Fitch Ratings has downgraded Italy's long term Issuer Default Ratings to BBB+ from A-, with a negative outlook.
Fitch Ratings has downgraded Italy’s long term Issuer Default Ratings to BBB+ from A-, with a negative outlook.
The downgrade reflects the following key rating factors, Fitch said:
– The inconclusive results of the Italian parliamentary elections on 24-25 February make it unlikely that a stable new government can be formed in the next few weeks. The increased political uncertainty and non-conducive backdrop for further structural reform measures constitute a further adverse shock to the real economy amidst the deep recession.
– Q412 data confirms that the ongoing recession in Italy is one of the deepest in Europe. The unfavourable starting position and some recent developments, like the unexpected fall in employment and persistently weak sentiment indicators, increase the risk of a more protracted and deeper recession than previously expected. Fitch expects a GDP contraction of 1.8% in 2013, due largely to the carry-over from the 2.4% contraction in 2012.
– Due to the deeper recession and its adverse impact on headline budget deficit, the gross general government debt (GGGD) will peak in 2013 at close to 130% of GDP compared with Fitch’s estimate of 125% in mid-2012, even assuming an unchanged underlying fiscal stance.
– A weak government could be slower and less able to respond to domestic or external economic shocks.
However, despite the downgrade and negative outlook, Fitch also notes the strengths that Italy still possess. One is the economy, which the ratings agency describes as “high value-added and diverse…with moderate levels of private sector indebtedness.”
It said the country has made substantial progression in the past two years in dealing with its fiscal restructuring.
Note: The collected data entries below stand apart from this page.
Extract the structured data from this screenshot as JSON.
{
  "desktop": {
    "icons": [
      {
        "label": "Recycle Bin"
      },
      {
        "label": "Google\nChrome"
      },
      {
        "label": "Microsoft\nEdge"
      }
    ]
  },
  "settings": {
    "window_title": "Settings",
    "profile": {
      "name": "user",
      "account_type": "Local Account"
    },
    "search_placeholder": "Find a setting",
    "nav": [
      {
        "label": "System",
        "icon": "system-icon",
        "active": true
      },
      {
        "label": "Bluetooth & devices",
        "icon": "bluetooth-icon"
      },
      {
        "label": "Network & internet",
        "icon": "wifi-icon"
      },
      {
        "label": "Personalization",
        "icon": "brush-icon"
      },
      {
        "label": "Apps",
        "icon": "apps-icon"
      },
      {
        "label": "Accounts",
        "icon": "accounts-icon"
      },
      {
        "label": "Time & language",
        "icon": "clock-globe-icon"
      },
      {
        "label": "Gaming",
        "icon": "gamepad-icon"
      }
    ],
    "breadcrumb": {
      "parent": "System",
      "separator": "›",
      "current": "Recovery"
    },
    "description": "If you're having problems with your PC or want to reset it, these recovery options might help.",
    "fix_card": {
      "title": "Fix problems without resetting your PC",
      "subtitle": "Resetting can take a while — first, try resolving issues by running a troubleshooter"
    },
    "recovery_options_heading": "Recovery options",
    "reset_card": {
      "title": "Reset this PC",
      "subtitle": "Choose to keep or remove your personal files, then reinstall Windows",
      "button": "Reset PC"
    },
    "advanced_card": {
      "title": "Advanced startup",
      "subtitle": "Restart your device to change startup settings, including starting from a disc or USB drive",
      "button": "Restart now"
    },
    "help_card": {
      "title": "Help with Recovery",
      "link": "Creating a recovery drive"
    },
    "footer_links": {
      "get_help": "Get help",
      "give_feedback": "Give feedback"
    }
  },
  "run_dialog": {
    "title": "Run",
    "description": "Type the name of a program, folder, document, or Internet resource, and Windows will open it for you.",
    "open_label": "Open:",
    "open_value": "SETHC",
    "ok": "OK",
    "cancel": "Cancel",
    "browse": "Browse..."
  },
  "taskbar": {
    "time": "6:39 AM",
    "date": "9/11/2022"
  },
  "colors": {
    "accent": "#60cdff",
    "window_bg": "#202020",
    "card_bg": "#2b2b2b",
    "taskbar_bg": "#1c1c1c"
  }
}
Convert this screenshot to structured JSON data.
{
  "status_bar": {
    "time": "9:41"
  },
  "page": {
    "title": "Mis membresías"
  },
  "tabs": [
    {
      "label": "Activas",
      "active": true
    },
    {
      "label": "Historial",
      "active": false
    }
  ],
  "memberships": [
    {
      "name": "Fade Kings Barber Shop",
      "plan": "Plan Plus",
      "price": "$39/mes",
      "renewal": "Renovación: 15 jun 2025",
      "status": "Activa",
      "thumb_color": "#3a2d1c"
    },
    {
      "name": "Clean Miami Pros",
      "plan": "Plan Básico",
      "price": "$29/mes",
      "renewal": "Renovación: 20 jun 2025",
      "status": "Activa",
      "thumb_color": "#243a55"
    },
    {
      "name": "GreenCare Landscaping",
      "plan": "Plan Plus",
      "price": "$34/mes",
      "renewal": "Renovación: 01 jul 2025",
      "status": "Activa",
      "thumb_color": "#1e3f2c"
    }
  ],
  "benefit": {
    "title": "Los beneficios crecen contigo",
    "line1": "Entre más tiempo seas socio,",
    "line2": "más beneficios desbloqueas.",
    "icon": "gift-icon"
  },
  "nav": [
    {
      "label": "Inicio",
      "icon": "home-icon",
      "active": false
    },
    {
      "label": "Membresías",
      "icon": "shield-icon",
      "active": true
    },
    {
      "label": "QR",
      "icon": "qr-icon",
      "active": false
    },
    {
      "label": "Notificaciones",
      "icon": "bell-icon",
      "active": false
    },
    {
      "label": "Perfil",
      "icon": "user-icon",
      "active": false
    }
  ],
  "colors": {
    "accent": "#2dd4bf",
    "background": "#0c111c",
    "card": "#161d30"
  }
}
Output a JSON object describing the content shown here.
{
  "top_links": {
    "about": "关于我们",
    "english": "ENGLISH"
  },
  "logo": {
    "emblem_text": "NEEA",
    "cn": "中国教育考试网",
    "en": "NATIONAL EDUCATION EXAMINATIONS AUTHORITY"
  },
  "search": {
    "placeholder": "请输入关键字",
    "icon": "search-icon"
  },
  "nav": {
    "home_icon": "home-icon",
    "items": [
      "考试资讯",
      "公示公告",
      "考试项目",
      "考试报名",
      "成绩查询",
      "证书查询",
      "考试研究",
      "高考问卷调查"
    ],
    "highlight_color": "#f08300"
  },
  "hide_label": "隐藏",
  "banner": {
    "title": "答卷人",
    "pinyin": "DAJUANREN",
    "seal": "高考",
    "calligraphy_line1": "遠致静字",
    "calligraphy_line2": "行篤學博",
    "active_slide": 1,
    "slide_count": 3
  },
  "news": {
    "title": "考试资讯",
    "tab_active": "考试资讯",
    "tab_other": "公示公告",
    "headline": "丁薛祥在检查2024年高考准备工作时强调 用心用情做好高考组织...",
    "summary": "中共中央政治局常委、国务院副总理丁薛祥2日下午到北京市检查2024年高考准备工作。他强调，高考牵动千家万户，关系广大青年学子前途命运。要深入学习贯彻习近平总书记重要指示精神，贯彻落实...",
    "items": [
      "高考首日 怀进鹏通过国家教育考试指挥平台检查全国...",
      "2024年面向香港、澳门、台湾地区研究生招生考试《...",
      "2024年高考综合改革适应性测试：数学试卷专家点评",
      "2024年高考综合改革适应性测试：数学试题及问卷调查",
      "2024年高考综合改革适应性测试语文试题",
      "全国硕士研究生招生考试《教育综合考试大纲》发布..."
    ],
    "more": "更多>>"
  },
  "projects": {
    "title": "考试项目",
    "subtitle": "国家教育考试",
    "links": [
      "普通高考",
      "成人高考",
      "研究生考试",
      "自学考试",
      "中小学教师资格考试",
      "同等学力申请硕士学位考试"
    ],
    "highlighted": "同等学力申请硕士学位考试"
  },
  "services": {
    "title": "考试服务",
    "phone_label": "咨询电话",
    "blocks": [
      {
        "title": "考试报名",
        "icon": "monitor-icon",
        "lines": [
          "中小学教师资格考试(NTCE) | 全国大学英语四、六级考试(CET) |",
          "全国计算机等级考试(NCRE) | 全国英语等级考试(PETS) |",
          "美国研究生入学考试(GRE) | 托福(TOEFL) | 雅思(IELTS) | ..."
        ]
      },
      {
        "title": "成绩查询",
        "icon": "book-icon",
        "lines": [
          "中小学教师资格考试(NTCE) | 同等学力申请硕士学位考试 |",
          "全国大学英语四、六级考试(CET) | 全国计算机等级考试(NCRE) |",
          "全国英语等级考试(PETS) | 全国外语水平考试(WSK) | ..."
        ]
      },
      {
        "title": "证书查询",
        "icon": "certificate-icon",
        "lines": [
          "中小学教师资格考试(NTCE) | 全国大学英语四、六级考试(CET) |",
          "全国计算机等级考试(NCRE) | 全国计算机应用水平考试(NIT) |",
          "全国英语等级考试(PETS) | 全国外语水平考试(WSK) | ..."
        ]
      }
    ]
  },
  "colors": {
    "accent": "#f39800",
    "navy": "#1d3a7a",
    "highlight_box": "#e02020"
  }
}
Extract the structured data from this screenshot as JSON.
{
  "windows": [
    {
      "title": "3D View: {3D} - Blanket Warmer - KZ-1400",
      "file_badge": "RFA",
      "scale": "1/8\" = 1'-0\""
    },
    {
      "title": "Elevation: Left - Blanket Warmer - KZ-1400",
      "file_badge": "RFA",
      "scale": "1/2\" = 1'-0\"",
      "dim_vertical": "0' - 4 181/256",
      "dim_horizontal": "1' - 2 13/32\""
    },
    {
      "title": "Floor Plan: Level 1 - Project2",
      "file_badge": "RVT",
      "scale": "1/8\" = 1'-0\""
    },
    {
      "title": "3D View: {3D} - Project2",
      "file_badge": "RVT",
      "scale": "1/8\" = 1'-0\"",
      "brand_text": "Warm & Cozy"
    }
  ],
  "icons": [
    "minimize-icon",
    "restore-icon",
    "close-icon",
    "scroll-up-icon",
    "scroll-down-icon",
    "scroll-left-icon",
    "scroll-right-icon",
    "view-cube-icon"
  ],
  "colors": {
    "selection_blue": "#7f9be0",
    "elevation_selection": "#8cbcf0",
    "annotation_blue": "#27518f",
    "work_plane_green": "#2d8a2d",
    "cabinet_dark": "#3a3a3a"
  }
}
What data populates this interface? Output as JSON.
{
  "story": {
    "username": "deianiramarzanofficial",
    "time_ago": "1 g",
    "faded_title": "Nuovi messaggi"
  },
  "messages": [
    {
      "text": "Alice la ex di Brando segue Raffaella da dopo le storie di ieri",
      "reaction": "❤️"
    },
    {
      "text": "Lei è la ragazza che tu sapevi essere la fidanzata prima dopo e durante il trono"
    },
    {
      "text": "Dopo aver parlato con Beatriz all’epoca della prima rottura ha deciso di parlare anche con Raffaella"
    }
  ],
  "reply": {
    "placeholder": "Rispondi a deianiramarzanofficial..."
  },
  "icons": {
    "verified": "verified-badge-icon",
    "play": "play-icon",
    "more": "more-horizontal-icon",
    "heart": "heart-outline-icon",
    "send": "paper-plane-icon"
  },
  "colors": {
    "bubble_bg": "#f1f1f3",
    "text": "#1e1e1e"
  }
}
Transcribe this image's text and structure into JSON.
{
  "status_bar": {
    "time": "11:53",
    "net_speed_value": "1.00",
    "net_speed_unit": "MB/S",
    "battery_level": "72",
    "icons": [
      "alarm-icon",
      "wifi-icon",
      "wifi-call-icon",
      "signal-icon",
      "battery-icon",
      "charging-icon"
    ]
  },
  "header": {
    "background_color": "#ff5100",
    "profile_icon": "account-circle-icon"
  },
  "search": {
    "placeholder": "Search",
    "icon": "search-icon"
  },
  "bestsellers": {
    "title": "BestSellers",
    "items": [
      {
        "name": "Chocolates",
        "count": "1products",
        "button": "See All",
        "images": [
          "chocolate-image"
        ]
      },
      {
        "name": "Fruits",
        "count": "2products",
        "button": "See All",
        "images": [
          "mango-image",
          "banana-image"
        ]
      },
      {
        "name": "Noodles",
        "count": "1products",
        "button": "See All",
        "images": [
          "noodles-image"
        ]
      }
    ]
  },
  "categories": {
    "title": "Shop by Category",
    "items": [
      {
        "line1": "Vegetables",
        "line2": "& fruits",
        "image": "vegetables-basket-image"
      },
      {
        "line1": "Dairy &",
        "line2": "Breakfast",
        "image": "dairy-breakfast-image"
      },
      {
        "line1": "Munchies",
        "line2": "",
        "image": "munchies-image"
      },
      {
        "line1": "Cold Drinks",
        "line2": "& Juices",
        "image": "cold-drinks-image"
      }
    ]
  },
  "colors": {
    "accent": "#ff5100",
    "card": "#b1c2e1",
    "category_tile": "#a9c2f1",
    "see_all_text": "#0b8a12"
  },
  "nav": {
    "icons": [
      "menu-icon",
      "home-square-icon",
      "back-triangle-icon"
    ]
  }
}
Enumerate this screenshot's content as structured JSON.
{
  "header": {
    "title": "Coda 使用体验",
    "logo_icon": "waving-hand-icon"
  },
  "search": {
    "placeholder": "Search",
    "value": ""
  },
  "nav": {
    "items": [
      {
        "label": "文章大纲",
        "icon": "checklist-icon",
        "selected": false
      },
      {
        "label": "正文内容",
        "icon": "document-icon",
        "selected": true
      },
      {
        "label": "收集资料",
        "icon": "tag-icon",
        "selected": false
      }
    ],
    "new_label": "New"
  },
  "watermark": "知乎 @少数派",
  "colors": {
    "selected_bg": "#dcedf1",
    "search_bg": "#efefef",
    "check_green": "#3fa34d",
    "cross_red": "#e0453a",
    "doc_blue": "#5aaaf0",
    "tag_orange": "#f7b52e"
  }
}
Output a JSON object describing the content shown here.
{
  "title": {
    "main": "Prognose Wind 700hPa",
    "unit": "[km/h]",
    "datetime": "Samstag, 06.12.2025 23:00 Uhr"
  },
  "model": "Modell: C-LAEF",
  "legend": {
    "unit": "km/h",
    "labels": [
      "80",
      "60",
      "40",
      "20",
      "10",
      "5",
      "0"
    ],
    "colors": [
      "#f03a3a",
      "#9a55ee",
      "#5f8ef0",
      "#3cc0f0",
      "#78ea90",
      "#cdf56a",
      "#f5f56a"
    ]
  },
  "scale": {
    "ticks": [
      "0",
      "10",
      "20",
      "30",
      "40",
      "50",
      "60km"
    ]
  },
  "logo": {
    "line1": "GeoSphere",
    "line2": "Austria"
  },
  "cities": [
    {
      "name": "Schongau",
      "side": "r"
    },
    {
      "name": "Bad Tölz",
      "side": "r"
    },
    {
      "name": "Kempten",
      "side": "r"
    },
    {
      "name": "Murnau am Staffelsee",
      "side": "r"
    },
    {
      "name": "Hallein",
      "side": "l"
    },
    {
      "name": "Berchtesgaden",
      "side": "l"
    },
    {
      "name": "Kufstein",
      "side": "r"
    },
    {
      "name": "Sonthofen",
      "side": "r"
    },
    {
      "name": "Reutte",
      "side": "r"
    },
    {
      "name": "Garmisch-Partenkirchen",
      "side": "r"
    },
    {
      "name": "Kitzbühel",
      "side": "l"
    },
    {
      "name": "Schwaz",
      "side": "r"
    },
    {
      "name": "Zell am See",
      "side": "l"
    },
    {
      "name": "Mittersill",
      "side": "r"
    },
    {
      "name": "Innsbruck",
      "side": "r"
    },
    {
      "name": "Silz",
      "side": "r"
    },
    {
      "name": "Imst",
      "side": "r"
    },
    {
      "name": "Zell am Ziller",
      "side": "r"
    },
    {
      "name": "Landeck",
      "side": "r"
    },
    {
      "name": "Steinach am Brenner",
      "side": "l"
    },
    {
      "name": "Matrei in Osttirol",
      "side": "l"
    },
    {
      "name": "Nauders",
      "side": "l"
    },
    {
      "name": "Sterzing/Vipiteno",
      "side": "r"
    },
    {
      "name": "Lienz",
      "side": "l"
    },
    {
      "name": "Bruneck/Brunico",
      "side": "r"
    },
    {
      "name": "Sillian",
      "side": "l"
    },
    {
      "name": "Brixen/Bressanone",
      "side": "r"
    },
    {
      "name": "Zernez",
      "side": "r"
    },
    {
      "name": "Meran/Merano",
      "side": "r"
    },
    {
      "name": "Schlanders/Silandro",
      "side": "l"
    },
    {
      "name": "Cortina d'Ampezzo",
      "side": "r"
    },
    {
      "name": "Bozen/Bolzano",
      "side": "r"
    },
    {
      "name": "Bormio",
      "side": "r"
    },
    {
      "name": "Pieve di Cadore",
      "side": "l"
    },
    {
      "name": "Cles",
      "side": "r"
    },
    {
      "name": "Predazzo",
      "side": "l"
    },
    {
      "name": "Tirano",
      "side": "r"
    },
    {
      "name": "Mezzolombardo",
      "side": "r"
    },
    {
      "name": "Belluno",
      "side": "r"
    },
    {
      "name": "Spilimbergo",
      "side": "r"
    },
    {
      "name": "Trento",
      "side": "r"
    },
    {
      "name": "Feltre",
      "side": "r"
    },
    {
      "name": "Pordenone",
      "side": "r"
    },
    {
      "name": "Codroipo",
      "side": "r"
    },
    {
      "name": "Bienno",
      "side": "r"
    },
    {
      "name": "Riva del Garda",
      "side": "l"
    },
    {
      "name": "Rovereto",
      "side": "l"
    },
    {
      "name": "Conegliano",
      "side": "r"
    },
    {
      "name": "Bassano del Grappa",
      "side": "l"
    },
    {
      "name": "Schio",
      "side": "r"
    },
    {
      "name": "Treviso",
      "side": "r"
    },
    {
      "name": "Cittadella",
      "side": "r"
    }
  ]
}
And there is a relatively low level of risk to the taxpayer from the banking sector.
“An underlying budgetary position close to that necessary to stabilise the government debt to GDP ratio; and sustainable pension system underpins confidence in the long-term solvency of the Italian state.”
“The Italian sovereign has demonstrated its financing flexibility and resilience during the crisis reflecting a strong domestic investor base and average duration of 4.74 years,” Fitch added.
Some other risk factors remain, however, which explains the negative outlook. One is that the current recession could last longer than forecast. That would undermine attempts to continue the process of putting the country’s tax system in order, as well as increase the risk to the taxpayer from uncertainties in the financial sector.
Fitch also raises the spectre of further crisis in the eurozone, which could result in lower demand for Italian goods and services, and lead to tigher credit.
As to the issue of whether Italy might need support from Europe’s bailout mechanism or the ECB, Fitch said: “Financing conditions have been relatively benign in recent months. The potential backstop of external support from the ESM and ECB reduces the tail risk of a sovereign liquidity crisis for Italy and is supportive of the rating. While it remains uncertain under what conditions Italy would apply for official assistance, the request itself would be neutral for the rating.”
Fitch’s assumption still is that Italy will start to recover from its deep recession in the second half of 2013, and that liabilities for the taxpayer from the financial sector will remain low.
The rating agency “maintains its assumption that medium-term potential growth is 1% even in light of structural reforms adopted over the last two years.”
“The current rating reflects Fitch’s judgement that Italy will retain market access and, if needed, EU intervention would be requested and provided to avoid unnecessary strains on sovereign liquidity.”
“Furthermore, Fitch assumes there will be progress in deepening fiscal and financial integration at the eurozone level in line with commitments by euro area policy makers. It also assumes that the risk of fragmentation of the eurozone remains low.”